NLC is one of a number of major public sector firms in India that had announced serious solar capacity plans, not least the nation’s largest utility NTPC, which aims to build 10GW under its own steam. Bridge to India’s latest market update said that even NTPC is struggling to find off-takers for this capacity in an environment dominated by private sector firms that can bid low and very aggressively.
This difficulty comes despite public sector companies gaining from a lower cost of financing, for example with NTPC recently raising US$300 million through Green Masala Bonds at a yield of 7.48%.
Other public companies that have announced forays into Indian solar, as reported by PV Tech include among others: National Aluminium Company Limited (NALCO), Coal India Limited (CIL), NTPC-SAIL Power Company Private (NSPCL), a joint venture between NTPC and Steel Authority of India.

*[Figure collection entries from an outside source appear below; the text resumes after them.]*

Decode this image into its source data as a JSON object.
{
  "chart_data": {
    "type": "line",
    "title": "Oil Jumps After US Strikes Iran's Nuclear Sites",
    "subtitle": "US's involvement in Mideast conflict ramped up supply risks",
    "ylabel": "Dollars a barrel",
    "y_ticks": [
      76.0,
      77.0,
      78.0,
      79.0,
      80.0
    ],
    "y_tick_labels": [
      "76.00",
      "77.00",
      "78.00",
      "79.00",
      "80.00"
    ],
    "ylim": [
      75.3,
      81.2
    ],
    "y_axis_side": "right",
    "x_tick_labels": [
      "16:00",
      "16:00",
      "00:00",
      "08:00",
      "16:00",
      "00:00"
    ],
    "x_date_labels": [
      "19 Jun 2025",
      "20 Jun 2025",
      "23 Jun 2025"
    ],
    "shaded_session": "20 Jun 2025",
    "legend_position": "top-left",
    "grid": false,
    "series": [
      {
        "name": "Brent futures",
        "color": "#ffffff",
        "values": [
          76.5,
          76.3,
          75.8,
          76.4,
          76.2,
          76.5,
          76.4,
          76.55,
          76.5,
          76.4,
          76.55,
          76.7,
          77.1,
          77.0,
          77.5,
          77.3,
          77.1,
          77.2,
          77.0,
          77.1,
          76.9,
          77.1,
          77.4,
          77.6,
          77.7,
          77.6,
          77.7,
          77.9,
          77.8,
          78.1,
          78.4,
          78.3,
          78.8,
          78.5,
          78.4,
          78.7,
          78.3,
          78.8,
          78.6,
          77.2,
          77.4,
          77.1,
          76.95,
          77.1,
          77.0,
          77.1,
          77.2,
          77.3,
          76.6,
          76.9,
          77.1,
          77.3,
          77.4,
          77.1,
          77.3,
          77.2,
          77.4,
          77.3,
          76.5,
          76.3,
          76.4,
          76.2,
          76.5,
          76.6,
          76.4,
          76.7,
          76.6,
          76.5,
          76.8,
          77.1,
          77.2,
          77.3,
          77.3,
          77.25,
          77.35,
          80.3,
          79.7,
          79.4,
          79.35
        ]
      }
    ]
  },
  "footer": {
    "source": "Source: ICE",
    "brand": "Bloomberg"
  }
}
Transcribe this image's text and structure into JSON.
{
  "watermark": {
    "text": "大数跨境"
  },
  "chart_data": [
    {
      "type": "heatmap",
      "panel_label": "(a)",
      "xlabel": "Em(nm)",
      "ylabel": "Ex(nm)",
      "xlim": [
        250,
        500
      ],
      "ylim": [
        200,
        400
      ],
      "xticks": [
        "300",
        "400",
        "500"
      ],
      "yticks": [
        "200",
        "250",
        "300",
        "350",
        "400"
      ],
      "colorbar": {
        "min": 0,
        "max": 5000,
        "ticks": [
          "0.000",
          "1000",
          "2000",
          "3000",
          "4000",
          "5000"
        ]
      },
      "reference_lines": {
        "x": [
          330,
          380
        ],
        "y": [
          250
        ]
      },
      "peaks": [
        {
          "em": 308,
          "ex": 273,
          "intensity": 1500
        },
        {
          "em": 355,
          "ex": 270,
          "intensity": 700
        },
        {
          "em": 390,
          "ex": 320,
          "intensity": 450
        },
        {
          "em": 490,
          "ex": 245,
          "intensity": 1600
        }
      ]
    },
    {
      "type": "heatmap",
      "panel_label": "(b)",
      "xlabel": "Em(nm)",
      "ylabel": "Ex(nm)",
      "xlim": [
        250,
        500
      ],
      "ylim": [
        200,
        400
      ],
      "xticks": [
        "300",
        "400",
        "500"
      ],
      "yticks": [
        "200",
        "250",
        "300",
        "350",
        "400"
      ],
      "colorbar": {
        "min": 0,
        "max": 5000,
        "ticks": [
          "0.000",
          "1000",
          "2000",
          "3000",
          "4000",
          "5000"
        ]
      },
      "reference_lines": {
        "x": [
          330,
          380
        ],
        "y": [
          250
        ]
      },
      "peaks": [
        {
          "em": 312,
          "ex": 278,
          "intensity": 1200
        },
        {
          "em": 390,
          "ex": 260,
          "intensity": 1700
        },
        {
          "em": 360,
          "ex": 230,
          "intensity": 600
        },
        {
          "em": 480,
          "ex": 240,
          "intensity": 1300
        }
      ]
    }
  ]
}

Bridge to India claimed that public sector firms’ other traditional advantages such as preferential access to critical mining rights, transportation infrastructure and environmental permits, which helped them dominate hydro and thermal power, have a negligible effect on their ability to carry out successful solar projects.
The consultancy concluded: “Going forward, we expect the private sector to continue to dominate solar project development landscape in India. Unless there is an external financing or procurement shock, the market is likely to stay extremely competitive as we have seen over the last two years.”
Bridge to India recntly said that Indian corporates had also started to dominate the country's solar industry.